3. L hat einen Vergütungsanspruch gegen S in Höhe von €50, sobald er die Nachhilfestunde nachgeholt hat.

Nein, das trifft nicht zu!

§ 615 Abs. 1 S. 1 BGB gewährt dem Dienstverpflichteten bei Annahmeverzug des Dienstberechtigten die vereinbarte Vergütung ohne, dass dieser zur Nachleistung der Dienste verpflichtet ist. L hat gemäß §§ 611, 615 S. 1 BGB einen Vergütungsanspruch gegen S in Höhe von €50 und ist nicht zur Nachleistung der Nachhilfestunde verpflichtet.
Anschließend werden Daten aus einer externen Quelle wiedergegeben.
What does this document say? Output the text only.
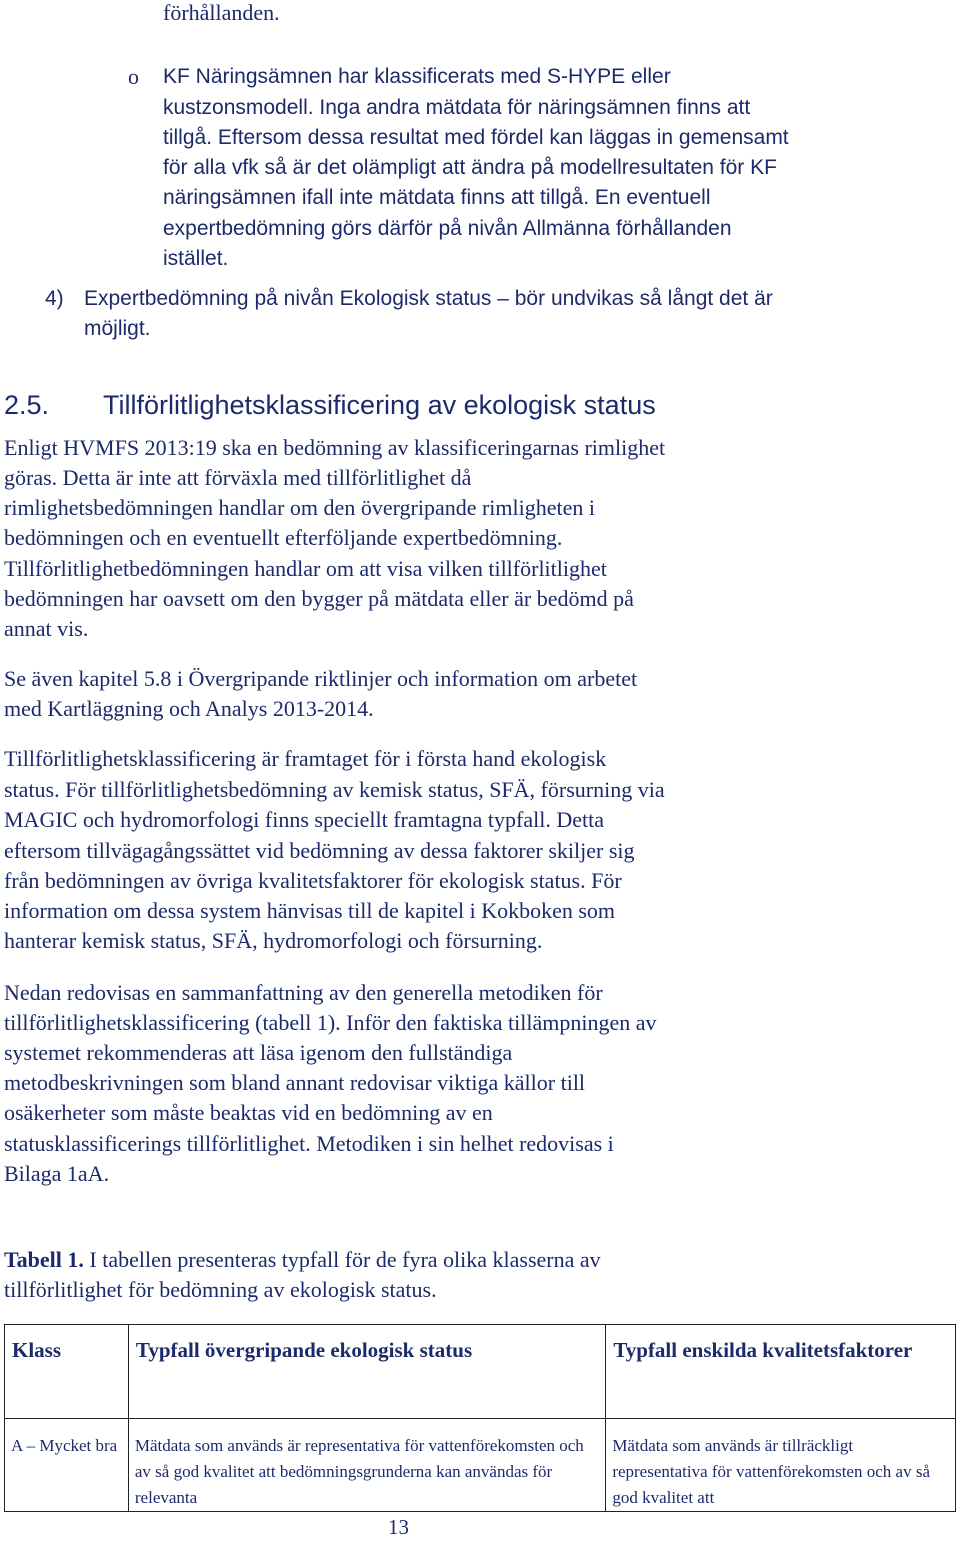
förhållanden.
o KF Näringsämnen har klassificerats med S-HYPE eller
kustzonsmodell. Inga andra mätdata för näringsämnen finns att
tillgå. Eftersom dessa resultat med fördel kan läggas in gemensamt
för alla vfk så är det olämpligt att ändra på modellresultaten för KF
näringsämnen ifall inte mätdata finns att tillgå. En eventuell
expertbedömning görs därför på nivån Allmänna förhållanden
istället.
4) Expertbedömning på nivån Ekologisk status – bör undvikas så långt det är
möjligt.
2.5. Tillförlitlighetsklassificering av ekologisk status
Enligt HVMFS 2013:19 ska en bedömning av klassificeringarnas rimlighet
göras. Detta är inte att förväxla med tillförlitlighet då
rimlighetsbedömningen handlar om den övergripande rimligheten i
bedömningen och en eventuellt efterföljande expertbedömning.
Tillförlitlighetbedömningen handlar om att visa vilken tillförlitlighet
bedömningen har oavsett om den bygger på mätdata eller är bedömd på
annat vis.
Se även kapitel 5.8 i Övergripande riktlinjer och information om arbetet
med Kartläggning och Analys 2013-2014.
Tillförlitlighetsklassificering är framtaget för i första hand ekologisk
status. För tillförlitlighetsbedömning av kemisk status, SFÄ, försurning via
MAGIC och hydromorfologi finns speciellt framtagna typfall. Detta
eftersom tillvägagångssättet vid bedömning av dessa faktorer skiljer sig
från bedömningen av övriga kvalitetsfaktorer för ekologisk status. För
information om dessa system hänvisas till de kapitel i Kokboken som
hanterar kemisk status, SFÄ, hydromorfologi och försurning.
Nedan redovisas en sammanfattning av den generella metodiken för
tillförlitlighetsklassificering (tabell 1). Inför den faktiska tillämpningen av
systemet rekommenderas att läsa igenom den fullständiga
metodbeskrivningen som bland annant redovisar viktiga källor till
osäkerheter som måste beaktas vid en bedömning av en
statusklassificerings tillförlitlighet. Metodiken i sin helhet redovisas i
Bilaga 1aA.
Tabell 1. I tabellen presenteras typfall för de fyra olika klasserna av
tillförlitlighet för bedömning av ekologisk status.
Klass	Typfall övergripande ekologisk status	Typfall enskilda kvalitetsfaktorer
A – Mycket bra	Mätdata som används är representativa för vattenförekomsten och av så god kvalitet att bedömningsgrunderna kan användas för relevanta	Mätdata som används är tillräckligt representativa för vattenförekomsten och av så god kvalitet att
13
4. Der Vergütungsanspruch des L besteht in Höhe von €45, da er sich die €5 Papierkosten anrechnen lassen muss, die er durch das Unterbleiben seiner Leistung erspart hat.

Ja!

Da der Dienstverpflichtete durch den Dienstleistungsausfall aber auch keinen Vorteil erlangen soll, muss er sich gemäß § 615 S. 2 BGB auf seinen Vergütungsanspruch den Wert anrechnen lassen, was er infolge des Unterbleibens der Dienstleistung erspart oder durch anderweitige Verwendung seiner Dienste erwirbt oder zu erwerben böswillig unterlässt. L muss sich nach § 615 S. 2 BGB das anrechnen lassen, was er durch das Unterbleiben seiner Leistung erspart oder zu ersparen böswillig unterlassen hat. L hat sich durch das Unterbleiben der Nachhilfestunde €5 Papierkosten erspart. Sein Vergütungsanspruch besteht daher in Höhe von €45.